As the number of flights per year increases, demand for in-flight services like Wi-Fi, video, and music streaming should also rise. Gogo (NASDAQ:GOGO), a leading provider of in-flight broadband Internet service for commercial and business aircraft, is an example of how to benefit from a rising demand for in-flight services.
The idea behind Gogo was born in a barbecue restaurant in Texas, where company founder Jimmy Ray sketched his idea for an affordable telephone system for private airplanes on a paper napkin. In this way, the company started its business by providing analog-based voice communications on private flights.
However, the real growth story started after 2008, when Gogo launched its robust Internet access service on commercial flights. The company soon saw a massive improvement in top-line performance and went public in June 2013. Since then, shares have risen more than 24% to date.
A great business model
As an early mover in the in-flight Wi-Fi segment, Gogo enjoys several advantages. First, it has the largest number of online aircraft in service, with more than 2,000 planes connected. This is equivalent to more than 7,000 daily flights.
That being said, most of Gogo's business is concentrated in North America, where the company has an 80% market share. There is plenty of room left for growth in overseas markets, where in-flight Wi-Fi is still unknown to most consumers.
This is why Gogo is securing satellite and terminal contracts, and is looking for partnerships with foreign airlines to expand its service globally. Note that Gogo has already secured contracts for Delta's international fleet, and partnerships with main foreign airlines may be on the way.
To protect its market share, Gogo invests heavily in technology. The company is said to have invested more than $220 million since its launch, and roughly 36% of its total employee base is comprised of technology staff.
Gogo isn't the only player in town. Panasonic (NASDAQOTH:PCRFY) and OnAir are also interested in the in-flight Wi-Fi market. More than 200 airlines worldwide use Panasonic's wireless satellite Internet connectivity. Note that Panasonic not online provides Wi-Fi, but it also provides in-flight shopping, phone service, video games, and GPS flight location display. Its industry-leading X Series, a robust in-flight entertainment system, can be configured to an airline's individual brand objectives and marketing goals.

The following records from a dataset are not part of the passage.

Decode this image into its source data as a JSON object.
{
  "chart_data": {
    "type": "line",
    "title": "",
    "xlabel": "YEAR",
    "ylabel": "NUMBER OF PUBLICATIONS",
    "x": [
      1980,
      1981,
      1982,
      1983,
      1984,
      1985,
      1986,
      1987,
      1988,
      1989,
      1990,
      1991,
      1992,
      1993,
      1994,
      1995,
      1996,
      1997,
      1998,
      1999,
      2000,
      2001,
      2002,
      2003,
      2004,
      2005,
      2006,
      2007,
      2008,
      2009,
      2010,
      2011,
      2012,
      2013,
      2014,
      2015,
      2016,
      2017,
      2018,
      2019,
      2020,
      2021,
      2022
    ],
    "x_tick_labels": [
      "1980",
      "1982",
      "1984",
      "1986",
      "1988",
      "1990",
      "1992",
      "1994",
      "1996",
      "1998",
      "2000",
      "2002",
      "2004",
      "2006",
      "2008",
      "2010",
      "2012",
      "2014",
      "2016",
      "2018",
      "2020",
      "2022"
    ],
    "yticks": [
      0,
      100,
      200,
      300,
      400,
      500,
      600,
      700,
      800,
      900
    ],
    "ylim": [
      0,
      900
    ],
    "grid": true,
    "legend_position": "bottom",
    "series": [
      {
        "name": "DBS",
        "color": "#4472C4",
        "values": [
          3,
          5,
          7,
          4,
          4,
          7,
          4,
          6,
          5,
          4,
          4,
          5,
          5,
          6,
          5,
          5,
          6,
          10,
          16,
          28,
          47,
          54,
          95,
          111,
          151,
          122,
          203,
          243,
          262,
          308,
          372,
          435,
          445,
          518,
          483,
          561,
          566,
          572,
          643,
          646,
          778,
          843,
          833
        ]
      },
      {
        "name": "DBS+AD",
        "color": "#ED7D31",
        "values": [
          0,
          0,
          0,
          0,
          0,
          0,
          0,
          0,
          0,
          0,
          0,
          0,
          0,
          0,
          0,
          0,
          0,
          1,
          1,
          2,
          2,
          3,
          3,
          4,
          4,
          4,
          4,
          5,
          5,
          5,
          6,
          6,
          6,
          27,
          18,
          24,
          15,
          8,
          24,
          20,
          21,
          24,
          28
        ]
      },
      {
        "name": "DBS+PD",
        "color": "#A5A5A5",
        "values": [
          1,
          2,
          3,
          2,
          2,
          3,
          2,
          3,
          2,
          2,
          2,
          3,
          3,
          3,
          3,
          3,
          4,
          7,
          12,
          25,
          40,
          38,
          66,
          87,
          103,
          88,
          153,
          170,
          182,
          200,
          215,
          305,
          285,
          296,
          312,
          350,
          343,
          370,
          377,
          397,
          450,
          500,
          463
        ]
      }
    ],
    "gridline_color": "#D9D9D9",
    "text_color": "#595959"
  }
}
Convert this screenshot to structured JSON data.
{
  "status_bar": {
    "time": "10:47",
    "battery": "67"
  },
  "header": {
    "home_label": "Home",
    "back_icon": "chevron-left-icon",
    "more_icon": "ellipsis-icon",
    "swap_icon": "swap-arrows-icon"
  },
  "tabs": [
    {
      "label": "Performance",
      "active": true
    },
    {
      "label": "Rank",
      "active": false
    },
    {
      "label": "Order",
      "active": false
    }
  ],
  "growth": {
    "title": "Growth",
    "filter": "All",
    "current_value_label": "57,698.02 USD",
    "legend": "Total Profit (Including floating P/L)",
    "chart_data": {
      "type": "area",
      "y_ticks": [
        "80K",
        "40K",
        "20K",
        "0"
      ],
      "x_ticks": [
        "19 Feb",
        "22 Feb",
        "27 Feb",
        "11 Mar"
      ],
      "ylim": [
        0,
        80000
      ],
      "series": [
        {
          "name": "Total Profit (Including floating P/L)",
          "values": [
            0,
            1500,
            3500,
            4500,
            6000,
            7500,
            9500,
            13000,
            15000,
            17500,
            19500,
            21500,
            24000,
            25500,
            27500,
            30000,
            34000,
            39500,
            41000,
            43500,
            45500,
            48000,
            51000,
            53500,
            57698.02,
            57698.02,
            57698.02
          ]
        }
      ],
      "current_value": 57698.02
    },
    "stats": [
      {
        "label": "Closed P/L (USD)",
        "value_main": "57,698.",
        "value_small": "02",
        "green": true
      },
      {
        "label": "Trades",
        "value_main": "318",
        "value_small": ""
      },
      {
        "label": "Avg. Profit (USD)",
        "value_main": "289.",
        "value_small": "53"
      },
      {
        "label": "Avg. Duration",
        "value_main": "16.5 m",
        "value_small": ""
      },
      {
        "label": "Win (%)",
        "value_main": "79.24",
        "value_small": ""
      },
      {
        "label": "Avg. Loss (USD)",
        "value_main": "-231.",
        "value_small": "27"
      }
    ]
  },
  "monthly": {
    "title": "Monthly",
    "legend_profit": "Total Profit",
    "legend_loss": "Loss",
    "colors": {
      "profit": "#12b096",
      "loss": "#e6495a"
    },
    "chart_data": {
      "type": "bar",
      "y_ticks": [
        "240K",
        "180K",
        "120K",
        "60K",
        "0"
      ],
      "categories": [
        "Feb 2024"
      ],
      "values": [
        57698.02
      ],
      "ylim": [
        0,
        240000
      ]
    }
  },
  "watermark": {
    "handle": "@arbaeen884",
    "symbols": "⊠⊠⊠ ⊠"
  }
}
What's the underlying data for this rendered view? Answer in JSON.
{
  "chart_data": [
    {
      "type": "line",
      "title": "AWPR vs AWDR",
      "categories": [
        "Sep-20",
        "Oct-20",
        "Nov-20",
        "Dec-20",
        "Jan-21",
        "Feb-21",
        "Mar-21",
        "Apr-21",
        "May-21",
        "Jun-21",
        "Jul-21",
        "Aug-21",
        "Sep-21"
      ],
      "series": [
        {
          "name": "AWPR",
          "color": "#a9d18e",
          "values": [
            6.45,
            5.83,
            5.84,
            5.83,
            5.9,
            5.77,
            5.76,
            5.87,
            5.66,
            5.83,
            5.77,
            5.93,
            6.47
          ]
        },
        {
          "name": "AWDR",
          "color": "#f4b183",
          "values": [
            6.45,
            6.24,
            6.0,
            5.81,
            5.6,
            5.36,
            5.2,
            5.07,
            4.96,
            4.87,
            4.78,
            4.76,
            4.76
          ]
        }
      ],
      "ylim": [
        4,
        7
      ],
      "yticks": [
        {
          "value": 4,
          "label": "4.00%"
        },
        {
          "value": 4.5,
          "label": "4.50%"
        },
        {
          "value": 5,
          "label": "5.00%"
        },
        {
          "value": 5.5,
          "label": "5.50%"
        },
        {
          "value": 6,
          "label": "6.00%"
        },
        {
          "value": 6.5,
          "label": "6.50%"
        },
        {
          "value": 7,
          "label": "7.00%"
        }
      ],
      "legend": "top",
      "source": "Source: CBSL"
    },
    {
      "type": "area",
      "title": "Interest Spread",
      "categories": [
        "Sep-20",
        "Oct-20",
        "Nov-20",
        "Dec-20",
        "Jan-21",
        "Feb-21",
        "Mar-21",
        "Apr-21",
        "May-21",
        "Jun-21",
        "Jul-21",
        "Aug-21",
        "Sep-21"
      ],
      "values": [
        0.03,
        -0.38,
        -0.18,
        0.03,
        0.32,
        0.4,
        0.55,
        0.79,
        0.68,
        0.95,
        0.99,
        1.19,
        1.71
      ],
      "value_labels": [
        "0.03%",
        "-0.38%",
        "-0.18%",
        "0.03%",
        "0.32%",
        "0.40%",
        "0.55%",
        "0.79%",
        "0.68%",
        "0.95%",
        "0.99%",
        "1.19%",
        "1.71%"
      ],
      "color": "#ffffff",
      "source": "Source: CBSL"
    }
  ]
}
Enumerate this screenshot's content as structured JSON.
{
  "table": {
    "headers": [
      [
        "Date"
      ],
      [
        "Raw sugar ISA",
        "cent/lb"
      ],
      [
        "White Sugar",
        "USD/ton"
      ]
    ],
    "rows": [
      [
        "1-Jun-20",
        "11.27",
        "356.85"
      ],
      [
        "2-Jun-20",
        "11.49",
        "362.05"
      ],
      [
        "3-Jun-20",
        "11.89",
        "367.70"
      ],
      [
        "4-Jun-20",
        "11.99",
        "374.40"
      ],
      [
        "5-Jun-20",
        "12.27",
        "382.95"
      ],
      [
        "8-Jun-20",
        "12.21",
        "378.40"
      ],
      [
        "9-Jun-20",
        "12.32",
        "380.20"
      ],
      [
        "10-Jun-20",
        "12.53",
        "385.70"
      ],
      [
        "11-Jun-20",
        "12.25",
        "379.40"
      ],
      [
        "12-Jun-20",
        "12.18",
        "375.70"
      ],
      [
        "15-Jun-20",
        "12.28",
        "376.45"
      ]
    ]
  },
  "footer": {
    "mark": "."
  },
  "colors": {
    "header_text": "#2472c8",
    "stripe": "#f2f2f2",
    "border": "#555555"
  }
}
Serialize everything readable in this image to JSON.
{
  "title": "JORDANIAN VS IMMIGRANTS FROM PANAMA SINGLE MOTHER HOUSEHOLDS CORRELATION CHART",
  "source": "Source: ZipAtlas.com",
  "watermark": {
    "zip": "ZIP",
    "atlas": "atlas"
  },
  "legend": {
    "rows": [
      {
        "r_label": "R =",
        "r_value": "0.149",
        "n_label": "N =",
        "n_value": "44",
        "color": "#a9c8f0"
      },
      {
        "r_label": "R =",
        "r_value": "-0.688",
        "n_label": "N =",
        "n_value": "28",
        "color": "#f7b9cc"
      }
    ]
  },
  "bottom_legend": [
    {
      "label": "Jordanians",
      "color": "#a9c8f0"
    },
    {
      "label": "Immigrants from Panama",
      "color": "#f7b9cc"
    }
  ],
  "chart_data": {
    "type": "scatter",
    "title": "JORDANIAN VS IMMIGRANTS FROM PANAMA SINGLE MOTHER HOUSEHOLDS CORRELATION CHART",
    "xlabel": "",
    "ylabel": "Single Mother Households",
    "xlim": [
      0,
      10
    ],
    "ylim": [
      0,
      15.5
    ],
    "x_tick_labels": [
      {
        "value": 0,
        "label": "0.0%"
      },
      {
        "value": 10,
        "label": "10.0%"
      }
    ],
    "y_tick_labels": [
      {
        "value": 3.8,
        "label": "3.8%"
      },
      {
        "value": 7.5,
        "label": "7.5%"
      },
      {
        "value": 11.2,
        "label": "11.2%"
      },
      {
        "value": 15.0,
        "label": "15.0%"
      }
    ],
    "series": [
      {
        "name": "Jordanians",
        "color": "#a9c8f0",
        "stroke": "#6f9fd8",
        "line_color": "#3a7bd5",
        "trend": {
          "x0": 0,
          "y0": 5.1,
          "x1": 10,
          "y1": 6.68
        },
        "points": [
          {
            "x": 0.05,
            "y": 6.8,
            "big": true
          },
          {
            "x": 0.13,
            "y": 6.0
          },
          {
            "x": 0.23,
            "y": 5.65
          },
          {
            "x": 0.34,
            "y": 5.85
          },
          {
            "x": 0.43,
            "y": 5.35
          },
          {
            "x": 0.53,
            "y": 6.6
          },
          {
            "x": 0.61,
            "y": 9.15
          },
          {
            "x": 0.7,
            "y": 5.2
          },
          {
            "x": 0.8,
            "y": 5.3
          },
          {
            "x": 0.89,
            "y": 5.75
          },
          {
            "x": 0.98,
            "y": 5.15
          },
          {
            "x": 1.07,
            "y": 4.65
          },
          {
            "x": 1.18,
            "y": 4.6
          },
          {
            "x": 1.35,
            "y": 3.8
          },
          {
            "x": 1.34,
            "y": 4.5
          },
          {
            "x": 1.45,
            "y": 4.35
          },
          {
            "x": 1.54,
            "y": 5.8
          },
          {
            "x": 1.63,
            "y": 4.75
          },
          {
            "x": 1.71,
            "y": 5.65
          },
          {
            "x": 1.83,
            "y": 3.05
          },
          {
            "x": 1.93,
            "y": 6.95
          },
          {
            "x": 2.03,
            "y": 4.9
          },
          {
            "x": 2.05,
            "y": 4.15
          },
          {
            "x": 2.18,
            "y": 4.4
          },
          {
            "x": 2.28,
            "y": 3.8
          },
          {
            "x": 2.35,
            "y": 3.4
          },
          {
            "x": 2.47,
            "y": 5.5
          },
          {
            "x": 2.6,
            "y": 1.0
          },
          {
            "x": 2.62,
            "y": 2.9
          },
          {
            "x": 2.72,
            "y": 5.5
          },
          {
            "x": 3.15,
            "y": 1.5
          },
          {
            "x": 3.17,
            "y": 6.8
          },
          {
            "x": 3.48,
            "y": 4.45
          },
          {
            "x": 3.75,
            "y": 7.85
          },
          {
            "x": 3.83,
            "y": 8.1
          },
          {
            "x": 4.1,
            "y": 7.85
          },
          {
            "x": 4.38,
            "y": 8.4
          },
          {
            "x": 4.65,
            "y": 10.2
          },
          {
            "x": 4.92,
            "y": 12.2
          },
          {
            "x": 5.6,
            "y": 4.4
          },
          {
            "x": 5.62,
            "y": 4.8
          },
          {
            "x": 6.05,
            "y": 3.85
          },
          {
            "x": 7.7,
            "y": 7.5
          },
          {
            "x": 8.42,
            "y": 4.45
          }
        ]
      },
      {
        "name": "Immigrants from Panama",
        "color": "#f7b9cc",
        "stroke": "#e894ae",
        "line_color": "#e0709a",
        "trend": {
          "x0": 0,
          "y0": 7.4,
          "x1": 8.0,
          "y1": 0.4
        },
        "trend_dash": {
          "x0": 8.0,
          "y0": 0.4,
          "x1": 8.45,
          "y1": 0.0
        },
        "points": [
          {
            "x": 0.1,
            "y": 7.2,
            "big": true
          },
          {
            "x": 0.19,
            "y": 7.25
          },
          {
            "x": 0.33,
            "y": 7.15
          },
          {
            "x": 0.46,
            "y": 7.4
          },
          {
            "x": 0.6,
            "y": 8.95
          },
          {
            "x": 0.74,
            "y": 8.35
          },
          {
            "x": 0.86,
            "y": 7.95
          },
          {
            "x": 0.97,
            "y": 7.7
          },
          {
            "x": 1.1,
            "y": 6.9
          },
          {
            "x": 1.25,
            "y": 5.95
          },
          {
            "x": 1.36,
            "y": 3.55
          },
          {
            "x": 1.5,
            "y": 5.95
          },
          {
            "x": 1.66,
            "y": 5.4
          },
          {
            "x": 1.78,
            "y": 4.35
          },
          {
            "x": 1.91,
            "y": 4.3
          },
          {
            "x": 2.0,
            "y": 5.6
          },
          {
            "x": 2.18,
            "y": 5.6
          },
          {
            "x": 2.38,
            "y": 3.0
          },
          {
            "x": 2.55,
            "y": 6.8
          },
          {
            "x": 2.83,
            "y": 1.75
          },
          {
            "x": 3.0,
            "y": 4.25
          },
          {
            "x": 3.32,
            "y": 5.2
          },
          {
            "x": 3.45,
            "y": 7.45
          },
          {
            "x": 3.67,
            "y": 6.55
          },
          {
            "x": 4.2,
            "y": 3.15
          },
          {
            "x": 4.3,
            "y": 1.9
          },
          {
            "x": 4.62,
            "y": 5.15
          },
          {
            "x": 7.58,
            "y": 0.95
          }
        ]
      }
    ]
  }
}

OnAir also provides in-flight Wi-Fi in commercial flights using satellites. More importantly, OnAir has also been able to secure contracts with international airlines. For example, OnAir is the only provider authorized to deliver in-flight Wi-Fi service to airlines in Thailand.
However, to date, Gogo is by far the largest player with nearly 4,000 broadband aircraft online, and over 5,000 satellite aircraft online. In North America, Gogo has roughly nine times more broadband aircraft than the closest competitor. Not surprisingly, Gogo also has the largest engineering and IT investment in the whole industry. This is because, to protect its market share and continue expanding globally, Gogo relies heavily on permanent technological innovation.
Final Foolish takeaway
An early mover, Gogo has become the largest provider of in-flight Wi-Fi in North America. Aware of the existence of high barriers to entry in the industry -- heavy upfront capital per aircraft is needed -- the company protects its market share by investing heavily on technology. At the same time, Gogo has several exclusive, long-term contracts to secure its business. Finally, plenty of overseas growth opportunities make this company a must-watch in the tech sector.